Fear of debt was one of my main motivations in deciding not to ask the children to leave home when each one grows up. (Note: I’m not asking them to stay either – they all have to make that decision for themselves in as free and unfettered a way as possible. But I want them to know that not ever leaving home is one of the choices that will always be open to them, as will coming back to live here if they do move away. Although I won’t be able to guarantee that no-one will have pinched their bedroom!)
By the time my mortgage is paid off, I’ll have endured the standard 25 years in debt. I don’t want to put my children through the same thing, if I’ve got a choice in the matter. I’ve done everything I can to make sure I do have a choice in the matter, so that they can have one too. I consider it to be one of my responsibilities to them: ensuring they’ve always got somewhere to live, some means of making money, and a sufficiently good education to be able to stay completely debt-free. Being without debt and sharing living costs means they don’t have to seek full time contracted employment if they don’t want to, which has meant they’ve had more choices than usual in wider respects. I’m planning to write more about self employment with low initial capital outlay in a future post.
Benefits of extended family living we’ve enjoyed are as follows:
· Pooling of skills, strengths, talents and preferences: one person can do plumbing, another likes to vac the carpet, there are four adult childcarers and educational facilitators; one likes growing food – another likes buying it! And so on.

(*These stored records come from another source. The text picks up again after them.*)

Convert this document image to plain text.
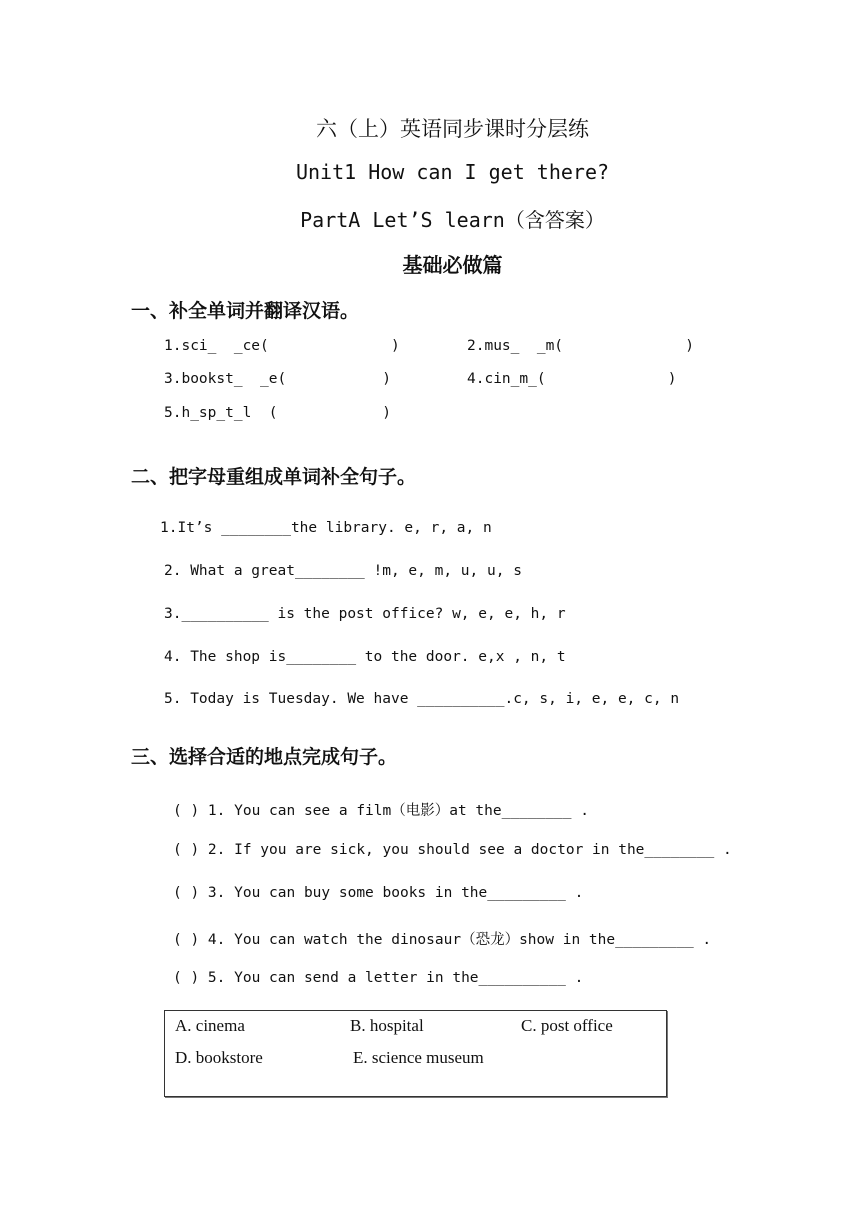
六（上）英语同步课时分层练
Unit1 How can I get there?
PartA Let’S learn（含答案）
基础必做篇
一、补全单词并翻译汉语。
1.sci_  _ce(              )	2.mus_  _m(              )
3.bookst_  _e(           )	4.cin_m_(              )
5.h_sp_t_l  (            )
二、把字母重组成单词补全句子。
1.It’s ________the library. e, r, a, n
2. What a great________ !m, e, m, u, u, s
3.__________ is the post office? w, e, e, h, r
4. The shop is________ to the door. e,x , n, t
5. Today is Tuesday. We have __________.c, s, i, e, e, c, n
三、选择合适的地点完成句子。
( ) 1. You can see a film（电影）at the________ .
( ) 2. If you are sick, you should see a doctor in the________ .
( ) 3. You can buy some books in the_________ .
( ) 4. You can watch the dinosaur（恐龙）show in the_________ .
( ) 5. You can send a letter in the__________ .
A. cinema	B. hospital	C. post office
D. bookstore	E. science museum
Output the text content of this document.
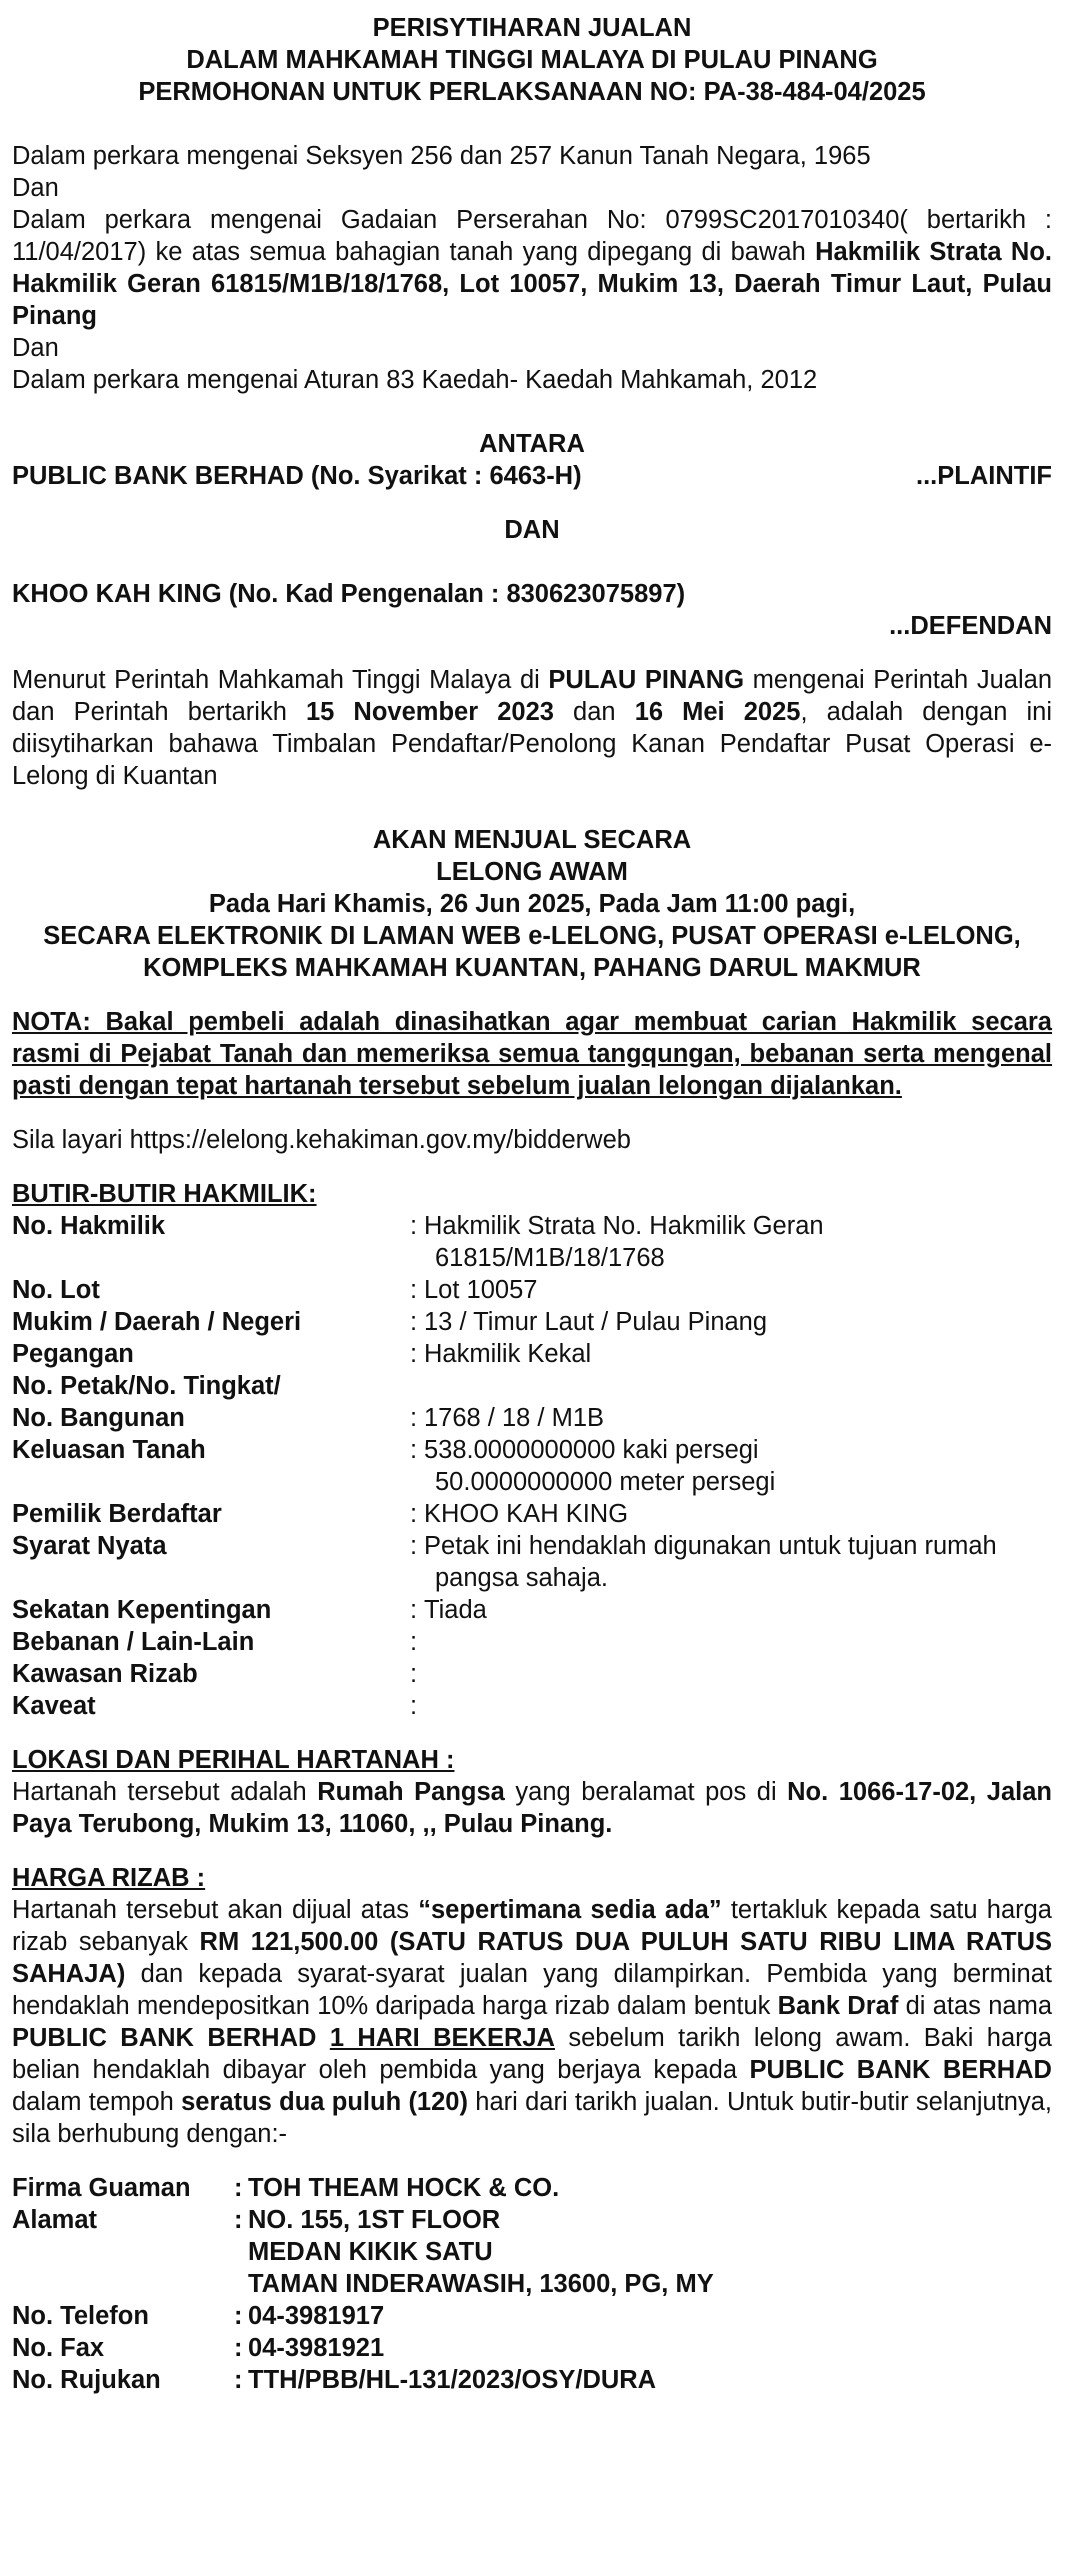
PERISYTIHARAN JUALAN
DALAM MAHKAMAH TINGGI MALAYA DI PULAU PINANG
PERMOHONAN UNTUK PERLAKSANAAN NO: PA-38-484-04/2025
Dalam perkara mengenai Seksyen 256 dan 257 Kanun Tanah Negara, 1965
Dan
Dalam perkara mengenai Gadaian Perserahan No: 0799SC2017010340( bertarikh : 11/04/2017) ke atas semua bahagian tanah yang dipegang di bawah Hakmilik Strata No. Hakmilik Geran 61815/M1B/18/1768, Lot 10057, Mukim 13, Daerah Timur Laut, Pulau Pinang
Dan
Dalam perkara mengenai Aturan 83 Kaedah- Kaedah Mahkamah, 2012
ANTARA
PUBLIC BANK BERHAD (No. Syarikat : 6463-H)	...PLAINTIF
DAN
KHOO KAH KING (No. Kad Pengenalan : 830623075897)
...DEFENDAN
Menurut Perintah Mahkamah Tinggi Malaya di PULAU PINANG mengenai Perintah Jualan dan Perintah bertarikh 15 November 2023 dan 16 Mei 2025, adalah dengan ini diisytiharkan bahawa Timbalan Pendaftar/Penolong Kanan Pendaftar Pusat Operasi e-Lelong di Kuantan
AKAN MENJUAL SECARA
LELONG AWAM
Pada Hari Khamis, 26 Jun 2025, Pada Jam 11:00 pagi,
SECARA ELEKTRONIK DI LAMAN WEB e-LELONG, PUSAT OPERASI e-LELONG,
KOMPLEKS MAHKAMAH KUANTAN, PAHANG DARUL MAKMUR
NOTA: Bakal pembeli adalah dinasihatkan agar membuat carian Hakmilik secara rasmi di Pejabat Tanah dan memeriksa semua tangqungan, bebanan serta mengenal pasti dengan tepat hartanah tersebut sebelum jualan lelongan dijalankan.
Sila layari https://elelong.kehakiman.gov.my/bidderweb
BUTIR-BUTIR HAKMILIK:
No. Hakmilik	:	Hakmilik Strata No. Hakmilik Geran
61815/M1B/18/1768

No. Lot	:	Lot 10057

Mukim / Daerah / Negeri	:	13 / Timur Laut / Pulau Pinang

Pegangan	:	Hakmilik Kekal

No. Petak/No. Tingkat/		

No. Bangunan	:	1768 / 18 / M1B

Keluasan Tanah	:	538.0000000000 kaki persegi
50.0000000000 meter persegi

Pemilik Berdaftar	:	KHOO KAH KING

Syarat Nyata	:	Petak ini hendaklah digunakan untuk tujuan rumah
pangsa sahaja.

Sekatan Kepentingan	:	Tiada

Bebanan / Lain-Lain	:	

Kawasan Rizab	:	

Kaveat	:	
LOKASI DAN PERIHAL HARTANAH :
Hartanah tersebut adalah Rumah Pangsa yang beralamat pos di No. 1066-17-02, Jalan Paya Terubong, Mukim 13, 11060, ,, Pulau Pinang.
HARGA RIZAB :
Hartanah tersebut akan dijual atas “sepertimana sedia ada” tertakluk kepada satu harga rizab sebanyak RM 121,500.00 (SATU RATUS DUA PULUH SATU RIBU LIMA RATUS SAHAJA) dan kepada syarat-syarat jualan yang dilampirkan. Pembida yang berminat hendaklah mendepositkan 10% daripada harga rizab dalam bentuk Bank Draf di atas nama PUBLIC BANK BERHAD 1 HARI BEKERJA sebelum tarikh lelong awam. Baki harga belian hendaklah dibayar oleh pembida yang berjaya kepada PUBLIC BANK BERHAD dalam tempoh seratus dua puluh (120) hari dari tarikh jualan. Untuk butir-butir selanjutnya, sila berhubung dengan:-
Firma Guaman	:	TOH THEAM HOCK & CO.
Alamat	:	NO. 155, 1ST FLOOR
MEDAN KIKIK SATU
TAMAN INDERAWASIH, 13600, PG, MY

No. Telefon	:	04-3981917
No. Fax	:	04-3981921
No. Rujukan	:	TTH/PBB/HL-131/2023/OSY/DURA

· Pooling of funds and sharing of resources: Tom’s business can afford a slack period because there’s other family income to fall back on; in turn it offers some protection in the event of a failure of other sources of income; one electricity/gas/water/TV licence/ council tax/ mortgage account is cheaper than many. Even things like shoes, coats, clothes etc can be swapped around and borrowed/lent easily meaning there’s more choice available for less cost per person.
· There’s good company available without needing to leave the house! Some people like to play and discuss games, others like to talk politics, do crosswords together, cook and eat together or just mess around. There’s usually someone available and willing to share fun time with.
· Increased security. This is the house that never sleeps: someone is always awake, someone is always in.
· We are each other’s nurses and sickness cover. In the event of a crisis, we are each other’s crisis management team!
But there are a few drawbacks:
· It’s not without conflict. Two of the adult siblings in particular struggle to live in the same house peacefully; everyone knows everyone else’s weak points and people wind each other up – although they’re the same old arguments we’ve always had and everyone’s got used to it, so it’s not really much of a problem.
· Taking friends home always involves the whole family, straight away. This can be good and bad. It’s a bit more difficult to have a private life though – although possible. All four adults have managed it.
· People think we’re weird! Other relatives have really struggled to come to terms with what we’re doing: they think it’s just wrong and we’ve been shunned and criticised by them. But for us, this is just another continuation of our experiences of home educating. They were just the same about that. Some people get really disturbed by breaches of social norms, even ones that have obvious benefits and few drawbacks.
Overall, I’d add that it’s because we’re closely related family who have always lived and spent our time together that this works so well for us. We really respect, know and love each other and this is a bond that can’t really be replicated, I don’t think, in any other way.